Chapter 4 is Have the Old Testament Manuscripts been Transmitted Reliably? Here I, inevitably, question their observations about the Biblical text, on pp. 116/117 they suggest that a scribe introduced ‘Dan’ into the text. It does not seem to occur to them that Dan may be the original reading and that the text is actually later than the time of Joshua and the Judges.
Furthermore, I question the validity and relevance of supposed validation of the Hebrew Scriptures by Jesus and the Apostles as they relate to the text as they had it. They tell us nothing about its origins, development, authorship or editing or of precisely correct interpretations, they used texts creatively and sometimes subversively, as was indeed part of the Jewish tradition. In any discussion of evidence supporting the authenticity of the text the room is inhabited by a very large invisible elephant — what actually happened? This must be grappled with when talking about evidence for the Bible’s contents.
Thus, they are able to say that very little of the ‘historical’ writing in the Bible has been proved to be fiction, while ignoring the fictional qualities, or fictional storytelling, of the accounts of ‘Adam’ and ‘Eve’ (the names being a clue), Noah and the Flood, the Tower of Babel, Job, Jonah and Esther, to name a few. Much (unwarranted) assurance is taken from just a general outline of historical headlines (see p. 120). The authors really should be engaging with the phenomenon of ethno-religious community storytelling, especially origin stories, parables and philosophical explorations, rather than offering evidence.
The Chicago Statement on Biblical Inerrancy (which could be considered a creed too far), with which I was previously unfamiliar, is placed (p. 122) on top of foundations that will not bear it. It must be emphasised that not only has God nowhere promised an inerrant transmission of Scripture but also not even suggested that there will be a collection of inerrant Scripture of any kind, it is a modern idea.

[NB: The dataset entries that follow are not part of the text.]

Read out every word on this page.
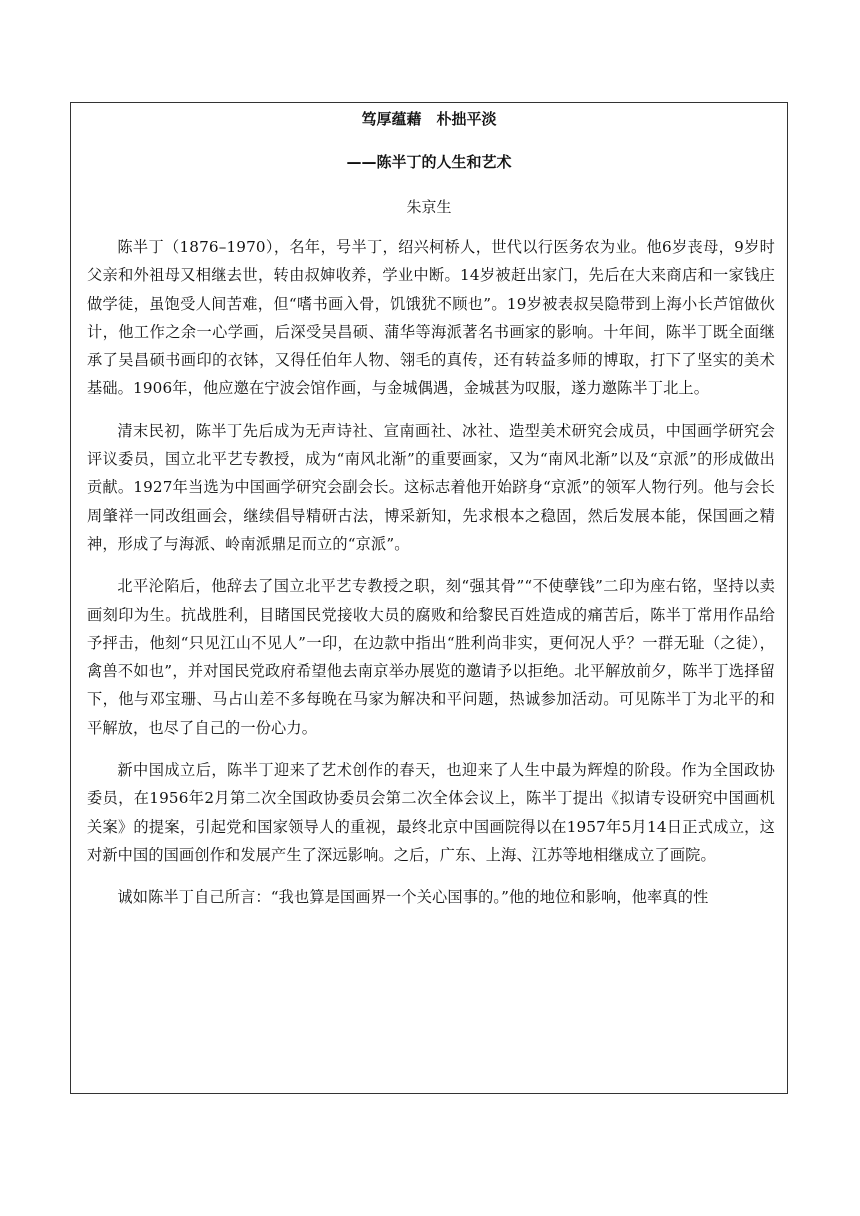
笃厚蕴藉　朴拙平淡
——陈半丁的人生和艺术

朱京生

陈半丁（1876–1970），名年，号半丁，绍兴柯桥人，世代以行医务农为业。他6岁丧母，9岁时父亲和外祖母又相继去世，转由叔婶收养，学业中断。14岁被赶出家门，先后在大来商店和一家钱庄做学徒，虽饱受人间苦难，但“嗜书画入骨，饥饿犹不顾也”。19岁被表叔吴隐带到上海小长芦馆做伙计，他工作之余一心学画，后深受吴昌硕、蒲华等海派著名书画家的影响。十年间，陈半丁既全面继承了吴昌硕书画印的衣钵，又得任伯年人物、翎毛的真传，还有转益多师的博取，打下了坚实的美术基础。1906年，他应邀在宁波会馆作画，与金城偶遇，金城甚为叹服，遂力邀陈半丁北上。

清末民初，陈半丁先后成为无声诗社、宣南画社、冰社、造型美术研究会成员，中国画学研究会评议委员，国立北平艺专教授，成为“南风北渐”的重要画家，又为“南风北渐”以及“京派”的形成做出贡献。1927年当选为中国画学研究会副会长。这标志着他开始跻身“京派”的领军人物行列。他与会长周肇祥一同改组画会，继续倡导精研古法，博采新知，先求根本之稳固，然后发展本能，保国画之精神，形成了与海派、岭南派鼎足而立的“京派”。

北平沦陷后，他辞去了国立北平艺专教授之职，刻“强其骨”“不使孽钱”二印为座右铭，坚持以卖画刻印为生。抗战胜利，目睹国民党接收大员的腐败和给黎民百姓造成的痛苦后，陈半丁常用作品给予抨击，他刻“只见江山不见人”一印，在边款中指出“胜利尚非实，更何况人乎？一群无耻（之徒），禽兽不如也”，并对国民党政府希望他去南京举办展览的邀请予以拒绝。北平解放前夕，陈半丁选择留下，他与邓宝珊、马占山差不多每晚在马家为解决和平问题，热诚参加活动。可见陈半丁为北平的和平解放，也尽了自己的一份心力。

新中国成立后，陈半丁迎来了艺术创作的春天，也迎来了人生中最为辉煌的阶段。作为全国政协委员，在1956年2月第二次全国政协委员会第二次全体会议上，陈半丁提出《拟请专设研究中国画机关案》的提案，引起党和国家领导人的重视，最终北京中国画院得以在1957年5月14日正式成立，这对新中国的国画创作和发展产生了深远影响。之后，广东、上海、江苏等地相继成立了画院。

诚如陈半丁自己所言：“我也算是国画界一个关心国事的。”他的地位和影响，他率真的性
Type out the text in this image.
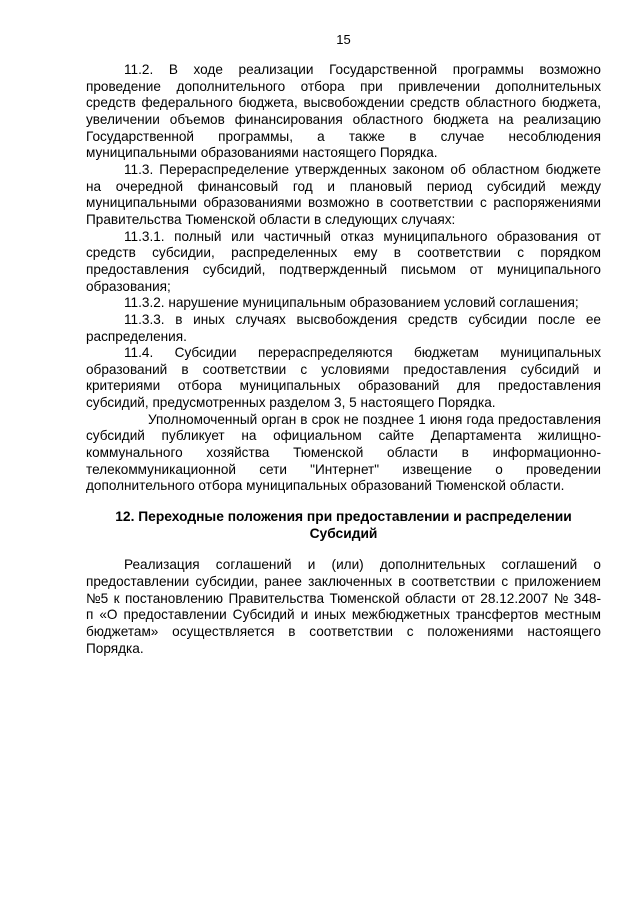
15
11.2. В ходе реализации Государственной программы возможно
проведение дополнительного отбора при привлечении дополнительных
средств федерального бюджета, высвобождении средств областного бюджета,
увеличении объемов финансирования областного бюджета на реализацию
Государственной программы, а также в случае несоблюдения
муниципальными образованиями настоящего Порядка.
11.3. Перераспределение утвержденных законом об областном бюджете
на очередной финансовый год и плановый период субсидий между
муниципальными образованиями возможно в соответствии с распоряжениями
Правительства Тюменской области в следующих случаях:
11.3.1. полный или частичный отказ муниципального образования от
средств субсидии, распределенных ему в соответствии с порядком
предоставления субсидий, подтвержденный письмом от муниципального
образования;
11.3.2. нарушение муниципальным образованием условий соглашения;
11.3.3. в иных случаях высвобождения средств субсидии после ее
распределения.
11.4. Субсидии перераспределяются бюджетам муниципальных
образований в соответствии с условиями предоставления субсидий и
критериями отбора муниципальных образований для предоставления
субсидий, предусмотренных разделом 3, 5 настоящего Порядка.
Уполномоченный орган в срок не позднее 1 июня года предоставления
субсидий публикует на официальном сайте Департамента жилищно-
коммунального хозяйства Тюменской области в информационно-
телекоммуникационной сети "Интернет" извещение о проведении
дополнительного отбора муниципальных образований Тюменской области.
12. Переходные положения при предоставлении и распределении
Субсидий
Реализация соглашений и (или) дополнительных соглашений о
предоставлении субсидии, ранее заключенных в соответствии с приложением
№5 к постановлению Правительства Тюменской области от 28.12.2007 № 348-
п «О предоставлении Субсидий и иных межбюджетных трансфертов местным
бюджетам» осуществляется в соответствии с положениями настоящего
Порядка.
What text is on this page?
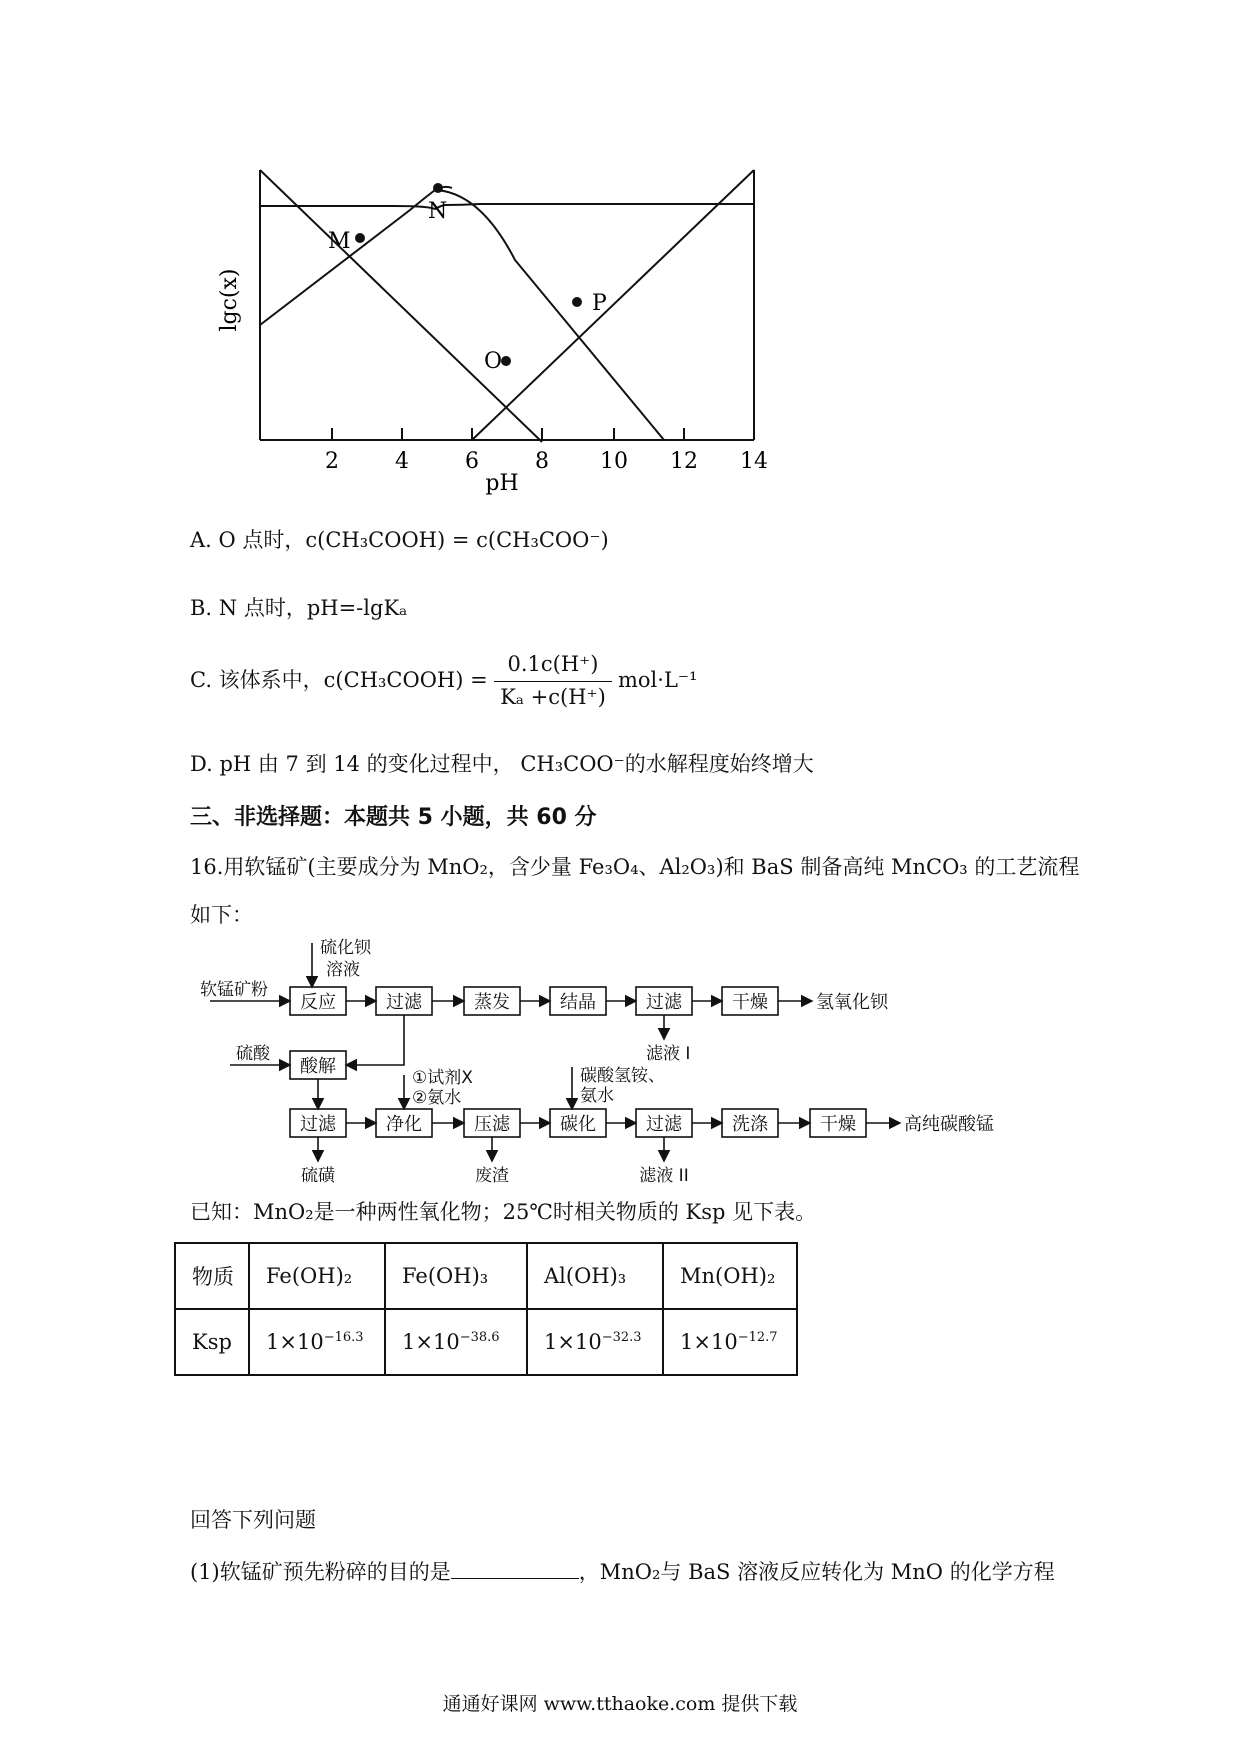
M
N
O
P
2	4	6	8 10 12 14
pH
lgc(x)
A. O 点时，c(CH₃COOH) = c(CH₃COO⁻)
B. N 点时，pH=-lgKₐ
C. 该体系中，c(CH₃COOH) =
0.1c(H⁺)
Kₐ +c(H⁺)
mol·L⁻¹
D. pH 由 7 到 14 的变化过程中， CH₃COO⁻的水解程度始终增大
三、非选择题：本题共 5 小题，共 60 分
16.用软锰矿(主要成分为 MnO₂，含少量 Fe₃O₄、Al₂O₃)和 BaS 制备高纯 MnCO₃ 的工艺流程
如下：
反应	过滤	蒸发	结晶	过滤	干燥	氢氧化钡
软锰矿粉
硫化钡
溶液
滤液 I
硫酸
酸解
过滤	净化	压滤	碳化	过滤	洗涤	干燥	高纯碳酸锰
①试剂X
②氨水
碳酸氢铵、
氨水
硫磺	废渣	滤液 II
已知：MnO₂是一种两性氧化物；25℃时相关物质的 Ksp 见下表。
物质	Fe(OH)₂	Fe(OH)₃	Al(OH)₃	Mn(OH)₂
Ksp	$1\times 10^{-16.3}$	$1\times 10^{-38.6}$	$1\times 10^{-32.3}$	$1\times 10^{-12.7}$
回答下列问题
(1)软锰矿预先粉碎的目的是	，MnO₂与 BaS 溶液反应转化为 MnO 的化学方程
通通好课网 www.tthaoke.com 提供下载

Any idea which creates a framework or lens for viewing Scripture distracts from what Scripture really is, causing us not to see what it really is and to see what is not there. This is a problem rooted in the use of Hebrew Scriptures by the ‘New Testament’, for those who are honest and objective enough to acknowledge it.
I do not offer any comments on Chapter 5 — Gnostic Gospels and other Nonbiblical Texts and close with this observation in response to what seem to me absolutist, and unevidenced, claims — rather than a Conclusive Answer, Scripture should be seen as a Creative Puzzle.
An appreciation: I would like to thank Josh and Sean for sending a free copy of their book for me to review, perhaps not knowing what I might write, though Sean is familiar with my tweets.